Suppose you were an owner of renewable power in California and you posted a “for sale” sign on your front door. Whom do you suppose would show up as an interested buyer? A) A California utility (PG&E, SDG&E or Southern California Edison)? B) A bank (Morgan Stanley, Bank of America, Citi, Wells Fargo)? C) Venture capital (there are lots of hedge funds and private equity out there – too many to name even a few)? D) Foreign companies?
The answer is all of the above. But perhaps most interesting is the fact that there have recently been strong interest and indeed significant investment by British, Spanish, German and Irish companies to name a few.
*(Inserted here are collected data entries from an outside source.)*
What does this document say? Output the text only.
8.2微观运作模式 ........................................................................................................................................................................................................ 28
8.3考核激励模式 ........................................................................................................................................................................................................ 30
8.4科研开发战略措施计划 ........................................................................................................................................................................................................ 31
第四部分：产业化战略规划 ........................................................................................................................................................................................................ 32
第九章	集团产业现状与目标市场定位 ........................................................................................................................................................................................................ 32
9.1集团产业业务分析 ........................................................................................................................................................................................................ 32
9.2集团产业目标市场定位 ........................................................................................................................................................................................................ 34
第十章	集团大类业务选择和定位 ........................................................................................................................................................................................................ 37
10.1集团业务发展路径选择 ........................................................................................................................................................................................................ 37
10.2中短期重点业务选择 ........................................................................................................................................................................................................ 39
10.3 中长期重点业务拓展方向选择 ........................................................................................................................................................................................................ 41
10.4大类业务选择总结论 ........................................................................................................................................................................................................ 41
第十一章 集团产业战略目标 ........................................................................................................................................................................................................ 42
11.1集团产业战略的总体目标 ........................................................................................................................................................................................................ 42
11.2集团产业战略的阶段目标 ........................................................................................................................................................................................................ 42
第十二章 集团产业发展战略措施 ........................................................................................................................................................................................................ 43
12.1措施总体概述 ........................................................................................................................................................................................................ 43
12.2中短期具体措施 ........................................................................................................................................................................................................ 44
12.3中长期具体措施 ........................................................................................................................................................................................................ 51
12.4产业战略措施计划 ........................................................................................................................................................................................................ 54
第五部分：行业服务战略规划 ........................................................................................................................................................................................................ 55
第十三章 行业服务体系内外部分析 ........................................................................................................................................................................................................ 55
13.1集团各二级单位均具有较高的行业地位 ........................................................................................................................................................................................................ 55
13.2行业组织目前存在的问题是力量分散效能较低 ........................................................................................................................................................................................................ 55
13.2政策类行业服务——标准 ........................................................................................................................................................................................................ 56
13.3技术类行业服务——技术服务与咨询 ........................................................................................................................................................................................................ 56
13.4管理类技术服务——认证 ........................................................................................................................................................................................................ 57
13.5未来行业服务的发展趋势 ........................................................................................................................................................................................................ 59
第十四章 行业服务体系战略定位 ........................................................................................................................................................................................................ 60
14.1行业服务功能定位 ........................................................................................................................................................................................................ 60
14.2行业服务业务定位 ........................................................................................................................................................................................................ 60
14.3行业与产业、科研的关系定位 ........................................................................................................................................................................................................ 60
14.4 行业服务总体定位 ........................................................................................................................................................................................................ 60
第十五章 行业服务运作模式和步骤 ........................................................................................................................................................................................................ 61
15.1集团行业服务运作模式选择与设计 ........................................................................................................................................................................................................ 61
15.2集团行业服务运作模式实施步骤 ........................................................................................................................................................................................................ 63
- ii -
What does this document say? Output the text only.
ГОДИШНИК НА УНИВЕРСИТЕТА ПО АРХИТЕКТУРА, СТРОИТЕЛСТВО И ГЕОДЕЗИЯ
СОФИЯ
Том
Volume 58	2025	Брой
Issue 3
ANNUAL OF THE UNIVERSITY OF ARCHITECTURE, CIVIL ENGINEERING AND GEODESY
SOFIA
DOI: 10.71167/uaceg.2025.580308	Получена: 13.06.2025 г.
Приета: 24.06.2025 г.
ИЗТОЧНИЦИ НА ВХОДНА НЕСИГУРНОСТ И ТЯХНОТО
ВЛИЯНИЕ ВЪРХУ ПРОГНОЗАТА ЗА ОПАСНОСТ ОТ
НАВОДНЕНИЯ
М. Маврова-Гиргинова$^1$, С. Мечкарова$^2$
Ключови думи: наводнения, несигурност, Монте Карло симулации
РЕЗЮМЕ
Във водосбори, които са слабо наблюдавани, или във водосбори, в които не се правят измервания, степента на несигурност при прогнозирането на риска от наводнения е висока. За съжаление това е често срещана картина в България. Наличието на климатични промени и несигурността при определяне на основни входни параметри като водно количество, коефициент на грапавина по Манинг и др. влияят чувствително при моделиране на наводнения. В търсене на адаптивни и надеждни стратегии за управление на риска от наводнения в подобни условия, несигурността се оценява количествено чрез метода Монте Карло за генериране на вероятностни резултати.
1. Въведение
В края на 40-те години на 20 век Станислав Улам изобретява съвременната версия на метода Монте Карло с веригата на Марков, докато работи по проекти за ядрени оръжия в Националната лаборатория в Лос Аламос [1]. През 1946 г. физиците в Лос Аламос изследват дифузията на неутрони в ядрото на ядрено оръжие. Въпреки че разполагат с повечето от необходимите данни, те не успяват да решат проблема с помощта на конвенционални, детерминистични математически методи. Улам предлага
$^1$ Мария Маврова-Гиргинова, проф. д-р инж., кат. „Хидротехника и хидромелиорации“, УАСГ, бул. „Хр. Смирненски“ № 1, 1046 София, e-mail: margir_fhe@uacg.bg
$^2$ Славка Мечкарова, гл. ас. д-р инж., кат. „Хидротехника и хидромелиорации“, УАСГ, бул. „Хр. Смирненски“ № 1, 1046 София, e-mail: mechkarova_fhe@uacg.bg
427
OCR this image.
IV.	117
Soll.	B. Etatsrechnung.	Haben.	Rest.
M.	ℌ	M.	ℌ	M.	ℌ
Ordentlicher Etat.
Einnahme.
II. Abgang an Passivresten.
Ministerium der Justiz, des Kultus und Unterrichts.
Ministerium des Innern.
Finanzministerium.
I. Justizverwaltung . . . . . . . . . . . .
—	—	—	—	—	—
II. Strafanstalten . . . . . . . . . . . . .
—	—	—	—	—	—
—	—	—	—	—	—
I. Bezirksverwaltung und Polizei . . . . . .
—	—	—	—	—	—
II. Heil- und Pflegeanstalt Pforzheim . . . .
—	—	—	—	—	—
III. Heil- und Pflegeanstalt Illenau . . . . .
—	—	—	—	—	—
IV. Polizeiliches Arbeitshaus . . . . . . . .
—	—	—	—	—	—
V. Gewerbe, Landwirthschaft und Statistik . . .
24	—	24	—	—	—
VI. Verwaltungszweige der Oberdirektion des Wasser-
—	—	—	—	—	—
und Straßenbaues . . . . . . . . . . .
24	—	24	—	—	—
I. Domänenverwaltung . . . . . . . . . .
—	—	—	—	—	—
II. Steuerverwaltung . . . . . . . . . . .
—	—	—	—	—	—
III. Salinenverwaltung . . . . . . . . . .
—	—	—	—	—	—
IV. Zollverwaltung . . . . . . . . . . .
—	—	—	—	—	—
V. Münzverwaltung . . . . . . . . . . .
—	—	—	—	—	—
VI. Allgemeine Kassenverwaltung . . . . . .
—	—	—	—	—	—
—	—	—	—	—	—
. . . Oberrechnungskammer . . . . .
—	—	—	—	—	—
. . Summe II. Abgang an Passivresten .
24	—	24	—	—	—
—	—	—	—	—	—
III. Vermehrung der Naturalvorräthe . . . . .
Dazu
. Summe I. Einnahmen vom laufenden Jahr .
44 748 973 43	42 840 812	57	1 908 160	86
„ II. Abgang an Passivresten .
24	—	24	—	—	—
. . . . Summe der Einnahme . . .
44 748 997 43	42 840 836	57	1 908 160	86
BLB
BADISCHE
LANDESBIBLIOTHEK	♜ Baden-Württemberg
Of particular interest here is the fact that it may well be this foreign influx of capital that actually winds up owning the green generation that we are so thirsty for.
As battered as the dollar has been, and with the strength of the Euro, this is a good thing on many levels. Good for us, and great for trade – actually could help the world economy to see this kind of diversification.
But of course, none of this is without danger, so we should all be concerned – at least tacitly. Fluctuations of markets create strange instabilities in the way money circulates and you might well wind up with a number of companies that find themselves so frustrated with the realities of regulatory hurdles that we love to create in the States that some of these guys will throw their arms up and give up. Then what?
Well, then we are back to square one. In the meantime, let’s watch the foreign interests come in and kick the tires. Weakened balance sheets will provide for some attractive potential buys – particularly in the renewable sector – solar or wind anyone? As a believer in free markets and international trade, I hope they find success.